For the Court of Cassation (ruling of the Commercial Chamber of 23 September 2020 n°18-23221 and n°19-12542), in France, the creditor’s liability is only limited by Article L650-1 of the French Commercial Code when granting a credit. This text does not apply to the withdrawal or termination of credit.

In the first file, a bank had granted a loan to the Company CHERY BURO. Two persons had personally guaranteed this loan.
BURO CHERY BURO was placed in receivership and then in liquidation.
The bank then summoned the guarantors to obtain payment of the sums owed by the Company.
The guarantors claimed that the bank was liable for the breach of credit.
The NANCY Court of Appeal (25 July 2018) did not accept the bank’s liability for the breach of the credit agreement. The Court of Appeal ordered the guarantors to pay an amount of €94,436.29.
The Court of Appeal ruled that Article L650-1 of the Commercial Code limited the liability of creditors in the event of the withdrawal of a loan or credit.
The guarantors appealed.

In the second file, an action for wrongful termination of credit was initiated by the liquidator of a company and its shareholder who had seen two banks terminate the bank loans granted to the company. The company was then placed in judicial liquidation.

The Bourges Court of Appeal (22 November 2018) dismissed the banks’ liability on the basis of Article L650-1 of the French Commercial Code.

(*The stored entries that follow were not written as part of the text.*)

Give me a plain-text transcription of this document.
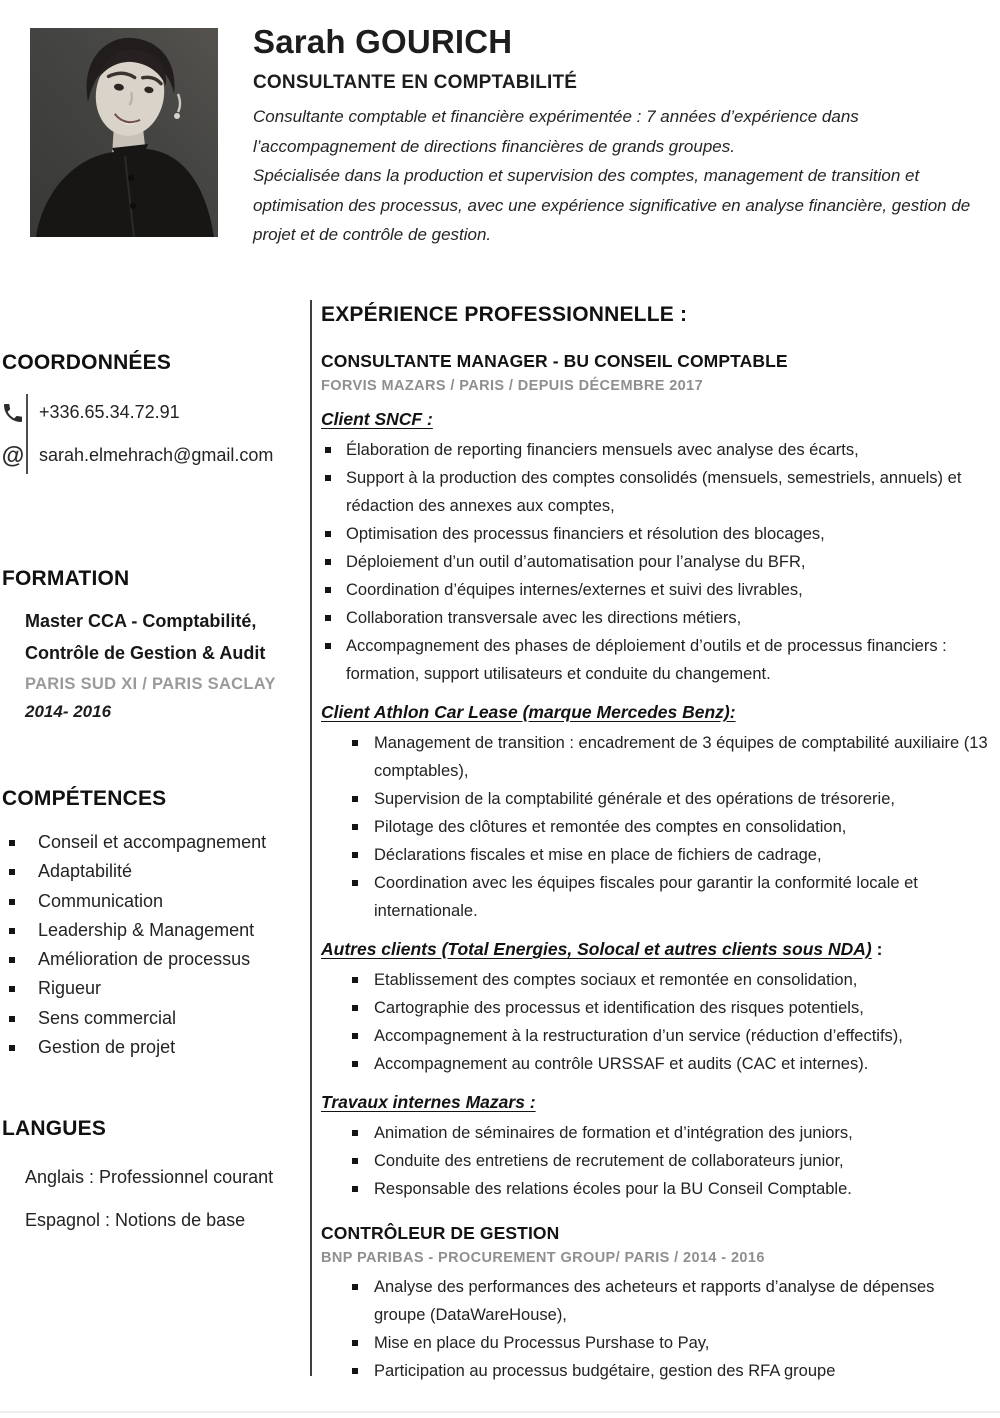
Sarah GOURICH
CONSULTANTE EN COMPTABILITÉ

Consultante comptable et financière expérimentée : 7 années d’expérience dans l’accompagnement de directions financières de grands groupes.

Spécialisée dans la production et supervision des comptes, management de transition et optimisation des processus, avec une expérience significative en analyse financière, gestion de projet et de contrôle de gestion.

COORDONNÉES
+336.65.34.72.91
@ sarah.elmehrach@gmail.com
FORMATION
Master CCA - Comptabilité,
Contrôle de Gestion & Audit
PARIS SUD XI / PARIS SACLAY
2014- 2016
COMPÉTENCES
Conseil et accompagnement
Adaptabilité
Communication
Leadership & Management
Amélioration de processus
Rigueur
Sens commercial
Gestion de projet
LANGUES
Anglais : Professionnel courant
Espagnol : Notions de base
EXPÉRIENCE PROFESSIONNELLE :
CONSULTANTE MANAGER - BU CONSEIL COMPTABLE
FORVIS MAZARS / PARIS / DEPUIS DÉCEMBRE 2017
Client SNCF :
Élaboration de reporting financiers mensuels avec analyse des écarts,
Support à la production des comptes consolidés (mensuels, semestriels, annuels) et rédaction des annexes aux comptes,
Optimisation des processus financiers et résolution des blocages,
Déploiement d’un outil d’automatisation pour l’analyse du BFR,
Coordination d’équipes internes/externes et suivi des livrables,
Collaboration transversale avec les directions métiers,
Accompagnement des phases de déploiement d’outils et de processus financiers : formation, support utilisateurs et conduite du changement.
Client Athlon Car Lease (marque Mercedes Benz):
Management de transition : encadrement de 3 équipes de comptabilité auxiliaire (13 comptables),
Supervision de la comptabilité générale et des opérations de trésorerie,
Pilotage des clôtures et remontée des comptes en consolidation,
Déclarations fiscales et mise en place de fichiers de cadrage,
Coordination avec les équipes fiscales pour garantir la conformité locale et internationale.
Autres clients (Total Energies, Solocal et autres clients sous NDA) :
Etablissement des comptes sociaux et remontée en consolidation,
Cartographie des processus et identification des risques potentiels,
Accompagnement à la restructuration d’un service (réduction d’effectifs),
Accompagnement au contrôle URSSAF et audits (CAC et internes).
Travaux internes Mazars :
Animation de séminaires de formation et d’intégration des juniors,
Conduite des entretiens de recrutement de collaborateurs junior,
Responsable des relations écoles pour la BU Conseil Comptable.
CONTRÔLEUR DE GESTION
BNP PARIBAS - PROCUREMENT GROUP/ PARIS / 2014 - 2016
Analyse des performances des acheteurs et rapports d’analyse de dépenses groupe (DataWareHouse),
Mise en place du Processus Purshase to Pay,
Participation au processus budgétaire, gestion des RFA groupe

For the Court of Appeal, this article prevented banks from being held liable.
The liquidator and the shareholder appealed.

The question raised by these appeals was to determine whether Article L650-1 of the Commercial Code also applied to the termination of withdrawal of a credit.

Article L650-1 of the French commercial code provides that :
“Creditors may not be held liable for losses suffered as a result of the credit facilities granted, except in cases of fraud, gross interference in the management of the debtor or if the guarantees taken in return for the credit facilities are disproportionate to them.
If a creditor’s liability is recognized, the guarantees taken in return for its assistance are null and void.”

This text therefore introduced protection for creditors in the context of bankruptcy proceedings. Creditors cannot be held liable because of the credit granted.
Did the wording of Article L650-1 of the Commercial Code also limit the liability of creditors for withdrawing their loans?

The Court of Cassation ruled that « as Article L. 650-1 of the Commercial Code only concern the liability of the creditor when it is sought on account of the loans he has granted, only the granting of such loans, and not their withdrawal, can give rise to the application of this text, the Court of Appeal has, by misapplication, infringed it. »

The Court of Cassation therefore has limited the scope of application of Article L650-1 of the Commercial Code.

This text limits liability only when a credit is granted and not when it’s withdrawn.

A bank which abruptly terminates a credit could therefore be held liable without being able to invoke the protection of Article L650-1 of the Commercial Code.

This clarification by the Court of Cassation thus opens up the possibility for companies in insolvency, receivership or liquidation to bring an action for liability against a creditor, potentially a bank, which has abruptly terminated a loan.

The guarantors, and in particular the guarantors, will also be able to invoke this liability if a bank abruptly breaks its credit.